Hemmerling’s lab will develop an electric storage ring to overcome these challenges and allow cooling and trapping species which are not suitable for traditional cooling schemes. The ring provides, in principle, an infinite slowing distance and allows for using the spontaneous decay of long-lived molecular states as a necessary repumping mechanism in the cooling process. The lab will focus in particular on molecules that are interesting for probing for physics beyond the Standard Model. Cooling and trapping such molecules allows for full quantum control and will provide a path for establishing new molecules with enhanced sensitivities to probe for novel physics.


Yanran Li
Yanran Li 
Chemical & Environmental Engineering

With this award, the Li laboratory will revolutionize our understanding of secondary metabolism in plants, which produces small molecules not essential for growth or reproduction but are required for a plant to survive in its environment. Her project also aims to create a cheaper and more sustainable supply of a particular phytohormone, develop it as an agrochemical and pharmaceutical, and help develop parasite resistance in cereal crops.


Cong Liu
Electrical & Computer Engineering

Liu’s expertise lies in a form of machine learning that is adversarial, which aims to trick machine learning models by providing deceptive input. Recent paper titles include: “AEVA: Black-box backdoor detecting using adversarial extreme value analysis,” and “NODEAttack: Adversarial attack on the energy consumption of Neural ODEs.”


Giulia Palermo
Giulia Palermo 
Bioengineering

The Palermo lab studies properties of novel gene editing systems, such as CRISPR-Cas9, which is derived from the immune systems of bacteria. This project will use advanced computational methods to determine how CRISPR changes the chemical composition of DNA, cuts both strands of the DNA double helix, and targets RNA. Results from this study will help develop novel biotechnologies, such as nucleic acid detection and imaging. 


Nicole Rafferty
Nicole Rafferty 
Evolution, Ecology & Organismal Biology

Rafferty studies the interactions between plants and the insects that pollinate them, and looks at the ways climate change is affecting those interactions.
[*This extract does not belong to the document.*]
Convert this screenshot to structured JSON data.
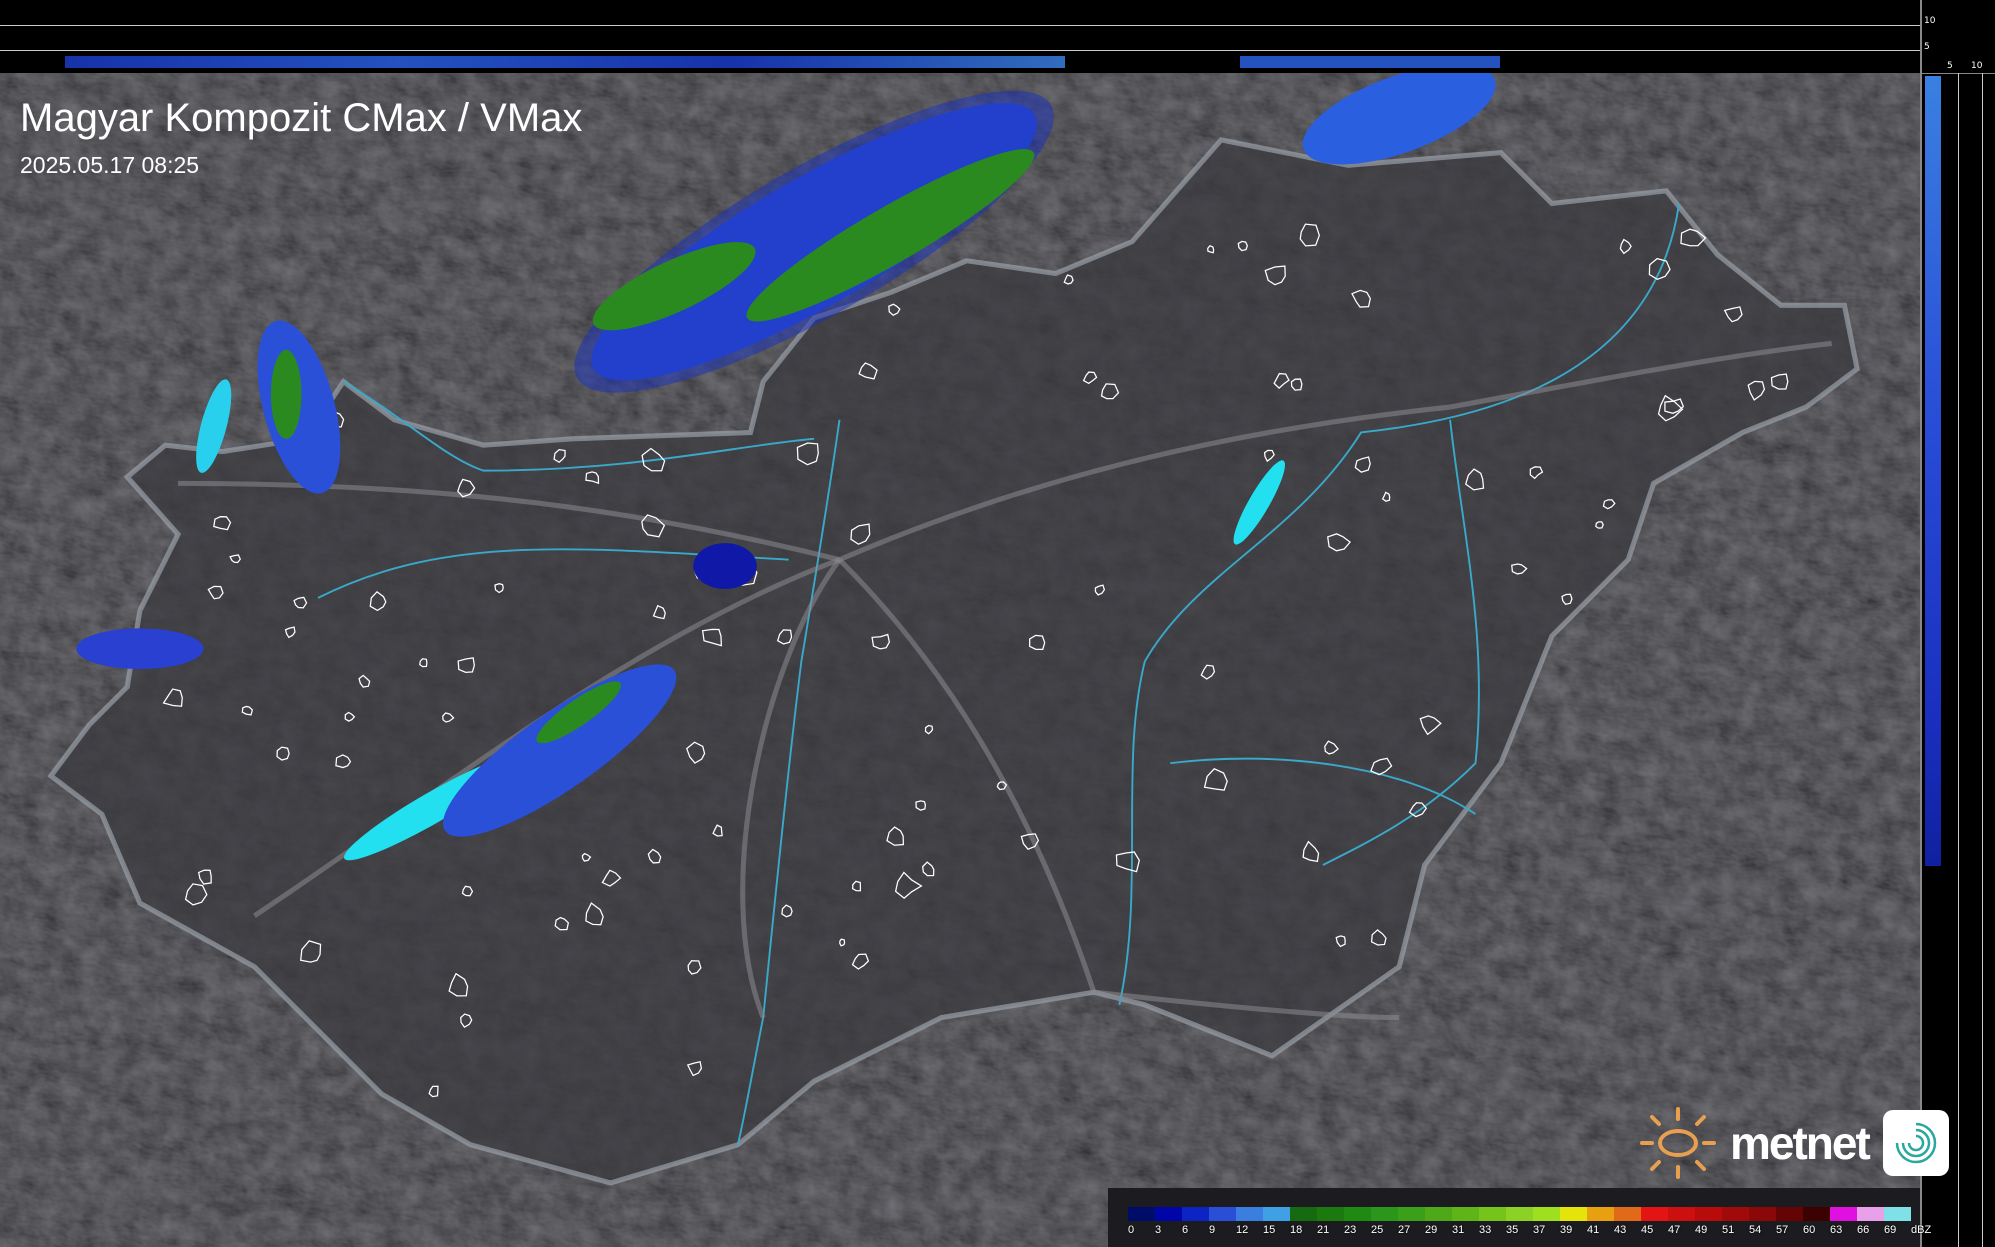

For her CAREER project, Rafferty’s team will create experimental communities of native wildflowers and solitary bees, and will examine the effects of different warming treatments on both the bees and the flowers. 

The study will employ blue orchard bees, which are important pollinators of crops including almonds, and are also native bees that pollinate plants endemic to this region, including desert bluebell, baby blue eyes, and innocents. Rafferty’s team will look at the amount of nectar produced at different temperatures, flower size, seed volume and weight, along with other factors related to the success of pollination.


Bhargav Rallabandi
Bhargav Rallabandi
Mechanical Engineering

Rallabandi’s award supports the development of models that can predict and control microscopic particles suspended in liquid through rapid oscillations. The research has the potential to impact a wide range of applications including the manipulation of cells in biomedical devices, the assembly of particles into structures, and the development of swimming micro-robots.